Every wolf was paired up. The males had all had vasectomies so there was no baby-making going on. One wolf pair couldn’t be with other wolves because the male was a little gimpy and, if there was another male, the female would leave her guy for him. Paul tried to get the woman on the tour to say she’d leave her boyfriend if he was suddenly broke and couldn’t provide but she wouldn’t say it. Paul said women do it all the time; they’re just finding the best mate for their lifestyle. Methinks Paul has been dumped a few times in his life.
There were also horses. They had an area to roam but also had a covered shelter. Three of the horses were buddies but refused the let the fourth horse hang out with them. It was so sad! She had to eat a little away from the others because they seriously wouldn’t let her eat with them. So high school!
He had a raptor and bird section. All of these animals will be released if they can. Most were injured and just needed some time to heal.
There were quite a few condors there. Apparently there are a lot in Indiana. Who knew? When Paul was looking for a place for his sanctuary, he saw 3 condors fly overhead and decided this was the place.
We didn’t get a picture of it, but there was a cow head in the aisle-way and all 3 of the condor cage doors were open so they could pick at it. Paul gets interesting donations. If a deer gets hit, road crews give it to him. Some people send him cow carcasses but he said he hates it when people give him dead cows because they hurt his shoulders, dragging the body around.
The tour was over and Paul drove us back up to the main house. We were greeted by a black cat that got dropped off when the sanctuary was first open. Apparently the dog was inside because his favorite person showed up that day and he couldn’t be bothered with us.
In the barn, he showed us 3 wolf puppies.
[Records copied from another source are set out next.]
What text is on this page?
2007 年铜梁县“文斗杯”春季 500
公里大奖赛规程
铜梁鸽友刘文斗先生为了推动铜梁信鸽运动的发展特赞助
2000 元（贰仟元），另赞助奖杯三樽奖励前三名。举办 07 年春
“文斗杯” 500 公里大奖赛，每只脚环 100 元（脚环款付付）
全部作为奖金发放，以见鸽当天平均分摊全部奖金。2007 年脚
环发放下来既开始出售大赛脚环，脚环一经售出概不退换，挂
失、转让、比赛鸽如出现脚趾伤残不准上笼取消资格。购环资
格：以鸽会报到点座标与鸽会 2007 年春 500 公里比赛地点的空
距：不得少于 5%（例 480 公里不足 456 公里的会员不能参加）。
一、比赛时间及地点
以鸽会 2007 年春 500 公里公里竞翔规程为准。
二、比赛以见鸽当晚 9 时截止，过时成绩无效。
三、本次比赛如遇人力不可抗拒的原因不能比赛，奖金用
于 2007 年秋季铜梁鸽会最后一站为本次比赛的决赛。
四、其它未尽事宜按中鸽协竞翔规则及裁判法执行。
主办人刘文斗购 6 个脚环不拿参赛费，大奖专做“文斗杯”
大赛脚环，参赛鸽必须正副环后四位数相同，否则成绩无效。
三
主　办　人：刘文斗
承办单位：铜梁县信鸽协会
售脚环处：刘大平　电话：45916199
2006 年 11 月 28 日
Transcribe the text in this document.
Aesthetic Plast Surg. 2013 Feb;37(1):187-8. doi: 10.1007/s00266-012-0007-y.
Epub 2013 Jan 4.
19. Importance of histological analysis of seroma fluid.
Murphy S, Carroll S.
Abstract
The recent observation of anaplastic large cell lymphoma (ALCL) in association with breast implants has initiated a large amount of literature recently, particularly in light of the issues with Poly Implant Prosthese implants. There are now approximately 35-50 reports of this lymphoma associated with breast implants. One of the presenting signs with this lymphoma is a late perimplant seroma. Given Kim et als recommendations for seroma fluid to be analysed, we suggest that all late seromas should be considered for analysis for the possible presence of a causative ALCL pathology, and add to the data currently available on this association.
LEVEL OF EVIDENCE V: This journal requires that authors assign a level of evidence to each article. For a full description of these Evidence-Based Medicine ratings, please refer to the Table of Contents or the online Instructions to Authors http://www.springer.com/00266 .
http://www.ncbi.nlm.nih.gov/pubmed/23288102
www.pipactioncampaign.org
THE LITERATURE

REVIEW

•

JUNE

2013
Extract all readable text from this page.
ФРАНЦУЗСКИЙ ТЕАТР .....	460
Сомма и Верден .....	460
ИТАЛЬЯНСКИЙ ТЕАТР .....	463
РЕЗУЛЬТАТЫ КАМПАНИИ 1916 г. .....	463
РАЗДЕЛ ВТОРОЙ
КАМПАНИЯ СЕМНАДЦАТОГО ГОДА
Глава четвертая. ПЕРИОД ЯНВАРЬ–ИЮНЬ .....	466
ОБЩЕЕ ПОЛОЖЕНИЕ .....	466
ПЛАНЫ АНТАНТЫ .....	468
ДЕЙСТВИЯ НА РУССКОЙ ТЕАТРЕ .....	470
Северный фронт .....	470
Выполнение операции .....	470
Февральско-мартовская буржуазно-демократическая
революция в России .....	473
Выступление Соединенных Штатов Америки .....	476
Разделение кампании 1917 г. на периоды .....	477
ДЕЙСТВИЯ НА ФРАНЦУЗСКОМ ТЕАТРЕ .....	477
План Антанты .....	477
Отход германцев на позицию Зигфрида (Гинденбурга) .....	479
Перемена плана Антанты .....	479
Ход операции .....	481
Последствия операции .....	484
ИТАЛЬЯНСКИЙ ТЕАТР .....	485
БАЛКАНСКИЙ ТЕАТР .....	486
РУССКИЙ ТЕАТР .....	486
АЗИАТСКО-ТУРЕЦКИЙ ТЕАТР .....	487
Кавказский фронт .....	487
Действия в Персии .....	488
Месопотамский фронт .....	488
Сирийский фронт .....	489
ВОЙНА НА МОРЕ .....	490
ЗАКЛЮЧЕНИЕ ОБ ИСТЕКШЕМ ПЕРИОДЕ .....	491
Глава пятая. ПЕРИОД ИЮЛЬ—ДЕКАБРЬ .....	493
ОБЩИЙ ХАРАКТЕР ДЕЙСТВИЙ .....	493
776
These were hand raised to be friendly in order to keep the donations coming in. Guys, wolf puppies are doofuses. They were running around like idiots and falling all over each other. Paul told me to howl and I have a half-hearted attempt. Then Paul howled. It sounded like a boat siren. The puppies went nuts. They all focused on him and started whimpering and whining. He had their complete attention. When he stopped, they went back to being doofuses.
This place is amazing. I have a feeling each tour is different depending on who’s taking it because Paul personalized it to us so we could connect with the animals on a deeper level. This is how zoos should be run. Paul didn’t humanize the animals; he animalized us. Instead of seeing myself in these guys, I saw them in me. Their behavior made sense because I would do the same thing if I was in their situation and had their tools at my disposal and lived in a lawless world. In fact, take the tour and then go watch an old western movie. The similarities are astounding.
I would take my children here before I ever took them to a zoo. Zoos make very clear that animals are different and separate from us and, by having us literally look down on them from walkways, they make it clear animals are lower than us. Paul brought us down to their level and showed us we’re not different at all.
The tours used to be free but now Paul charges $20 a person with a discount for kids. It was worth every penny and more. He works with a skeleton crew of no more than 3 and does big volunteer days (my favorite so far being bone collection day where college kids go into the enclosures and collect all the deer and cow bones!) so all the money goes towards the animals.
The entire tour lasted about an hour and a half but I could live there, honestly. The time just flew by.